The final frontier is getting ever closer; but who will get there first? And how far away are we from making it to Mars?
The next big space race
In the 60’s it was a race to get the first man on the moon. The new space race is a bit further away. Actually, it’s 235 million kilometres further away.
NASA plans to have a man on the moon by 2033. How likely that is to happen is questionable. We reported recently about the Mars rover, which is set to launch in July 2020. The next step of the Mars exploratory missions will be to send a manned spacecraft.
The IDA Science & Technology Policy Institute has published an evaluation, reaching the conclusion that the 2033 target date is unlikely to be possible.
Space travel – the competitors
Much of space exploration is now carried out by private companies.
The three biggest space agencies are NASA in the US, Roscosmos in Russia and the European ESA. Following the cessation of NASA’s Space Shuttle Program in 2011, the only one of these agencies sending astronauts into space is Roscosmos.
In the vacuum created, private firms are rising to the challenge.

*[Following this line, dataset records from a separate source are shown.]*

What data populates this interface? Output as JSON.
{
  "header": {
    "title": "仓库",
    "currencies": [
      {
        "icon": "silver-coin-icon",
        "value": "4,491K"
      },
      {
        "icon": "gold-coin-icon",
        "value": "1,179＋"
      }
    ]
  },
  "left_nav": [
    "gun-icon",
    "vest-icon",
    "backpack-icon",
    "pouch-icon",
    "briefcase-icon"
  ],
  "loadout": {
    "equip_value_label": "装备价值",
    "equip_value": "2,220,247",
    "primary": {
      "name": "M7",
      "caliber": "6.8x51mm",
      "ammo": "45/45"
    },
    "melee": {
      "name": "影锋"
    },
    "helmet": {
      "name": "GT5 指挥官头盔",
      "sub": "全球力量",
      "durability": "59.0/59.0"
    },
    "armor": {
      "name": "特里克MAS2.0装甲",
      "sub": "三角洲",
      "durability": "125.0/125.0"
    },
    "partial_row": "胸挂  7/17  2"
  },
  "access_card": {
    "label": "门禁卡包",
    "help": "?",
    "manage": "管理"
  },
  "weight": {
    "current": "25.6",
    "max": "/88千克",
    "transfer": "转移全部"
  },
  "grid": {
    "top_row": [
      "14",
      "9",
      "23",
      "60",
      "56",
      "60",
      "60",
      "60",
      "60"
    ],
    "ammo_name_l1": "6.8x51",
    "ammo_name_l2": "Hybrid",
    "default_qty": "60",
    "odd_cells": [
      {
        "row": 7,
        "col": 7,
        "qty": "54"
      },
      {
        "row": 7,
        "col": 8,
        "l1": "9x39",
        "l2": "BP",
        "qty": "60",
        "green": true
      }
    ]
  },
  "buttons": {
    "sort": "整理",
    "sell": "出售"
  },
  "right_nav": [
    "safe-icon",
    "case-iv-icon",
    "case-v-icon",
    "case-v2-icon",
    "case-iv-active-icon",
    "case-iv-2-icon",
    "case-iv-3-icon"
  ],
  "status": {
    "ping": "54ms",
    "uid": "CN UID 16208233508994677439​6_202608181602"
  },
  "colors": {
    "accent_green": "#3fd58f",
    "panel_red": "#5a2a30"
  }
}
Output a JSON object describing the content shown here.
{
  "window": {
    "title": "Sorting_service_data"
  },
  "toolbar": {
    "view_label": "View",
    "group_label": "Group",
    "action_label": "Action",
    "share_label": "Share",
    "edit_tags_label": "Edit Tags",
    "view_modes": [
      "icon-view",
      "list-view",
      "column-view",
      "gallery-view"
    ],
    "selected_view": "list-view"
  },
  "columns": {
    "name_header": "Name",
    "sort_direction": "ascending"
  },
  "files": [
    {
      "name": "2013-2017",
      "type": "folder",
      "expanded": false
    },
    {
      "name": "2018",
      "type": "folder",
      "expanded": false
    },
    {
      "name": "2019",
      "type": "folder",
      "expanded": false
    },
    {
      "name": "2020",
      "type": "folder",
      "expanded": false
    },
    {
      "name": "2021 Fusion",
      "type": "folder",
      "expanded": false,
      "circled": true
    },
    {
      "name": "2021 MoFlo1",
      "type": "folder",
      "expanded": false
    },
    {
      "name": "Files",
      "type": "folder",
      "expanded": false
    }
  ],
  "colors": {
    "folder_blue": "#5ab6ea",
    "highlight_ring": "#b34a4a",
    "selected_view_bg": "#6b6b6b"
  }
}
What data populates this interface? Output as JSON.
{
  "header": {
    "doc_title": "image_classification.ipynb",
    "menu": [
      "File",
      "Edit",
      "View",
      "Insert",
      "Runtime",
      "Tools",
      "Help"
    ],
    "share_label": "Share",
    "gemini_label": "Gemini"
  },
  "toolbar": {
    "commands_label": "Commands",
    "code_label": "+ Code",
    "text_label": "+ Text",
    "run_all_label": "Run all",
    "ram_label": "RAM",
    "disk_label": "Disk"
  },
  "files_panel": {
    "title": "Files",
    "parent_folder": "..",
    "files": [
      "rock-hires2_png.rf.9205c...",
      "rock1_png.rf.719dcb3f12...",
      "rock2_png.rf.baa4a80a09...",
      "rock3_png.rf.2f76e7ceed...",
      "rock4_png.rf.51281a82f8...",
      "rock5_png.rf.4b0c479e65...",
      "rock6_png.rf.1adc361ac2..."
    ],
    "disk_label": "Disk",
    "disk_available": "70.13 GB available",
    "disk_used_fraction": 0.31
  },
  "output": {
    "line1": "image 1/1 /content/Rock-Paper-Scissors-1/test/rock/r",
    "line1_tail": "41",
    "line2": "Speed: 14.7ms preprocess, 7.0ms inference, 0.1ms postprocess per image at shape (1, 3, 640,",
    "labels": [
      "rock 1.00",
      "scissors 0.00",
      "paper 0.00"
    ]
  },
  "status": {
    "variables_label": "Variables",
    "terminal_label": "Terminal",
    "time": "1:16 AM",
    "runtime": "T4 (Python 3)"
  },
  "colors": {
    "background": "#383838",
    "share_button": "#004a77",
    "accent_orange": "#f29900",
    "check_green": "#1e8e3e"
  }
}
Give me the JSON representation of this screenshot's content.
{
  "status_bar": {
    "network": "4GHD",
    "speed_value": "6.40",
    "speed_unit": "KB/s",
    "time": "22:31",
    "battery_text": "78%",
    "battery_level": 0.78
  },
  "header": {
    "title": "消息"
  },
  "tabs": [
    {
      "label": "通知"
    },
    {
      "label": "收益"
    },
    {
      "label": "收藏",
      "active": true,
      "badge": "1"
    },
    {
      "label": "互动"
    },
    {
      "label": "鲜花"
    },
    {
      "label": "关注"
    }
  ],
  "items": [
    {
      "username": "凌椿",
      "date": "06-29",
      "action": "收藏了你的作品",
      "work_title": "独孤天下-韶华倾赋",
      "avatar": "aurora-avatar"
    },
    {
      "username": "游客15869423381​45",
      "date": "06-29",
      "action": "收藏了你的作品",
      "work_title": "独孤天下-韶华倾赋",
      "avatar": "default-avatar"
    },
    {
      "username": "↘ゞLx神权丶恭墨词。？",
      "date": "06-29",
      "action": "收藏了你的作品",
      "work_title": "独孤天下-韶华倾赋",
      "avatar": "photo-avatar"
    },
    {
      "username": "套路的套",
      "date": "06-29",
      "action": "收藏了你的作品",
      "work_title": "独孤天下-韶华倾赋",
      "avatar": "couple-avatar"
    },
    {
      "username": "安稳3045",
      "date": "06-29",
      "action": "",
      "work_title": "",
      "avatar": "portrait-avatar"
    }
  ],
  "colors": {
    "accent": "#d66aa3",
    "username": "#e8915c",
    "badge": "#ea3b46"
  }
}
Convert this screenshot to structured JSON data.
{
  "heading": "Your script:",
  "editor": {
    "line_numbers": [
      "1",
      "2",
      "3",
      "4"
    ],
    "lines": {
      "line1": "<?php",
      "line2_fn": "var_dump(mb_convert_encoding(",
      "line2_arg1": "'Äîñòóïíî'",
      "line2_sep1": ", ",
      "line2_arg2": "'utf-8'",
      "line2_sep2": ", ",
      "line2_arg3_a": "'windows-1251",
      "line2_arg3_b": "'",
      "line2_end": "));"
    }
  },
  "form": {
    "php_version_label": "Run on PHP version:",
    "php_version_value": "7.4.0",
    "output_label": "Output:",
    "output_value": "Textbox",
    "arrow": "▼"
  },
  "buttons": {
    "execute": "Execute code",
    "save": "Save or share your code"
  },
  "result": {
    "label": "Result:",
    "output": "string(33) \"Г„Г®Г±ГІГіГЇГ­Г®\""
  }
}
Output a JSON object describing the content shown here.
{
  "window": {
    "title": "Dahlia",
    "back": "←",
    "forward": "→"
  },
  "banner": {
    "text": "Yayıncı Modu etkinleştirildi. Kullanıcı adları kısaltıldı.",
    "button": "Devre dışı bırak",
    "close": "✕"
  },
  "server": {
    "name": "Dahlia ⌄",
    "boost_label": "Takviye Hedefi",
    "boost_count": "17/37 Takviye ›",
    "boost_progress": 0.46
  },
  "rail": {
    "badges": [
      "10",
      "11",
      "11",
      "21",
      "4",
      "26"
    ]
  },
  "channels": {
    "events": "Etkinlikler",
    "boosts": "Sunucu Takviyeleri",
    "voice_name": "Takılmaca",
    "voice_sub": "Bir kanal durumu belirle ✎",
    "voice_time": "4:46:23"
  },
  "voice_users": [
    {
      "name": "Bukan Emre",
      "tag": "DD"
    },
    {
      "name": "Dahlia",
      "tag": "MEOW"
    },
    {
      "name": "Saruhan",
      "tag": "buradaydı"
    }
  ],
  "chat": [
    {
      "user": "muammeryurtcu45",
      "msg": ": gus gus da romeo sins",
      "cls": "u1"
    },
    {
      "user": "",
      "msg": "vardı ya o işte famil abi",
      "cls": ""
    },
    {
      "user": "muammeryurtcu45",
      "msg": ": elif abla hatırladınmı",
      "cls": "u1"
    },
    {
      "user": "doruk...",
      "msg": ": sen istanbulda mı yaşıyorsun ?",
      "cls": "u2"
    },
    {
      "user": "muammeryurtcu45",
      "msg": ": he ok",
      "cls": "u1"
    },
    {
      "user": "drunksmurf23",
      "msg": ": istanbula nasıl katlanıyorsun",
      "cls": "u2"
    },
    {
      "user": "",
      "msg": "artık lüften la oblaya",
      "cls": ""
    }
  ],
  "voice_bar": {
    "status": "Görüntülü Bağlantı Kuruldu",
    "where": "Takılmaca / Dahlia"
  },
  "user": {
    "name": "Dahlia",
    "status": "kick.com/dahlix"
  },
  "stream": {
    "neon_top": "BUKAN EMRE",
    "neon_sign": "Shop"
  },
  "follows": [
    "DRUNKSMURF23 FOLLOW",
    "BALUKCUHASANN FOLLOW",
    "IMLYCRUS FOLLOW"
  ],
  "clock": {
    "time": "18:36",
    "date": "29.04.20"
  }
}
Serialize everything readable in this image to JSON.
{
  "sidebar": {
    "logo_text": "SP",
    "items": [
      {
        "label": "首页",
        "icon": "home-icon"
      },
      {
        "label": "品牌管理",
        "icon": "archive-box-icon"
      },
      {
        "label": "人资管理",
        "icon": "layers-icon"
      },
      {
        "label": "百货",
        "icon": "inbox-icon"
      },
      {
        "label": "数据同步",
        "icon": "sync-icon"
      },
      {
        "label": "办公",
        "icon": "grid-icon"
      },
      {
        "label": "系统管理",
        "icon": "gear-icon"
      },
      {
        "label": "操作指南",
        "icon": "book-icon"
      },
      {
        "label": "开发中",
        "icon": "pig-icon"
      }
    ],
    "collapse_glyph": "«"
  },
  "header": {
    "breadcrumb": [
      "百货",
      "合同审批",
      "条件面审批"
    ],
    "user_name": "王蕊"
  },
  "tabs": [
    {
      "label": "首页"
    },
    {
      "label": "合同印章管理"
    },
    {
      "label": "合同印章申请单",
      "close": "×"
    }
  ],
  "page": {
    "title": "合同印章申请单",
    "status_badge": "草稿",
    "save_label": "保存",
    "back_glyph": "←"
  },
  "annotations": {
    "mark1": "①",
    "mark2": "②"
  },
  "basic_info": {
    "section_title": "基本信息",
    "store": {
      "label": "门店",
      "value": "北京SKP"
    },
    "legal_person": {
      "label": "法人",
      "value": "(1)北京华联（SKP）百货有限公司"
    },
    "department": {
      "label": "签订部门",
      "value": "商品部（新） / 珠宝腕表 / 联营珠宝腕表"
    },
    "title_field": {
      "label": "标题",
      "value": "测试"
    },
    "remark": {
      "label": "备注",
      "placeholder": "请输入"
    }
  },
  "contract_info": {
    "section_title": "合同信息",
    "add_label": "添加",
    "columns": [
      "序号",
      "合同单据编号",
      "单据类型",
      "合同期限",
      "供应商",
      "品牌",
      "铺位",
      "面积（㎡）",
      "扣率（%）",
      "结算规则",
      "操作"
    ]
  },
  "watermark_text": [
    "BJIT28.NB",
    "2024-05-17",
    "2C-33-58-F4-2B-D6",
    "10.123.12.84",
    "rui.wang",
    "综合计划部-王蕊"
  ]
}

We looked last week at the budgetary challenges of NASA, and it is clear that private organisations have the investment power to innovate space travel in a way that government budgets simply aren’t making a provision for.
SpaceX has been in the news a great deal lately. The company has the ultimate aim of facilitating human life on other planets. They are currently building their 12,000 Starlink satellite constellation to beam high-speed internet to every corner of the globe.
The company are also introducing new methodologies. For example, they are testing a new anti-glare paint to prevent visibility issues caused by reflected light from their satellites. SpaceX also trialled new recovery processes to reclaim the two halves of the Falcon 9 rocket fairing as they fell away after launch.
Another contender is Virgin, who have developed passenger space planes to make space travel commercialised. The spacecraft was developed with Burt Rutan, who won the X Prize Foundation Ansari X Prize in 2004 for affordable spaceflight.
Virgin Galactic, part of Richard Branson’s giant group of enterprises, operates alongside The Spaceship Company and Virgin Orbit. They say ‘our mission – to be the spaceline for Earth – means we focus on using space for good, while delivering an unparalleled customer experience‘.
Orbital Sciences Corp was a fellow NASA contractor along with SpaceX. The firm entered into a $1.9 billion contract with NASA in 2008 to provide cargo transportation services to and from the ISS. There is steep competition to win these contracts, both in terms of cost efficiencies and in demonstrating the skill and ability of their tech and engineers to dock safely with the ISS.
The company merged with Alliant Techsystems in 2014 and now trades as Orbital ATK, Inc under parent corporation Northrop Grumman Innovation Systems.
They employ 15,000 people, and design and build systems for space travel, defence and aviation. Northrop Grumman say their main products are ‘launch vehicles and related propulsion systems; missile products, subsystems and defense electronics; precision weapons, armament systems and ammunition; satellites and associated space components and services; and advanced aerospace structures.’
Outsourcing space travel
These are just some of the front-runners but by no means all of them.
Firms such as Lockheed Martin are subcontracted to engineer groundbreaking aircraft. One such example is the $247.5 million NASA contract to build a supersonic aircraft, minus the loud sonic boom.
The Lockheed Martin X-59 QueSST has been in development since 2016 and is now through to the next stages of construction.
Whoever dominates the world of space travel in 2020, it seems a sure-fire bet that it will be one of these private firms. They have the know-how, the technology and most importantly the budgets to expand our horizons far into the skies.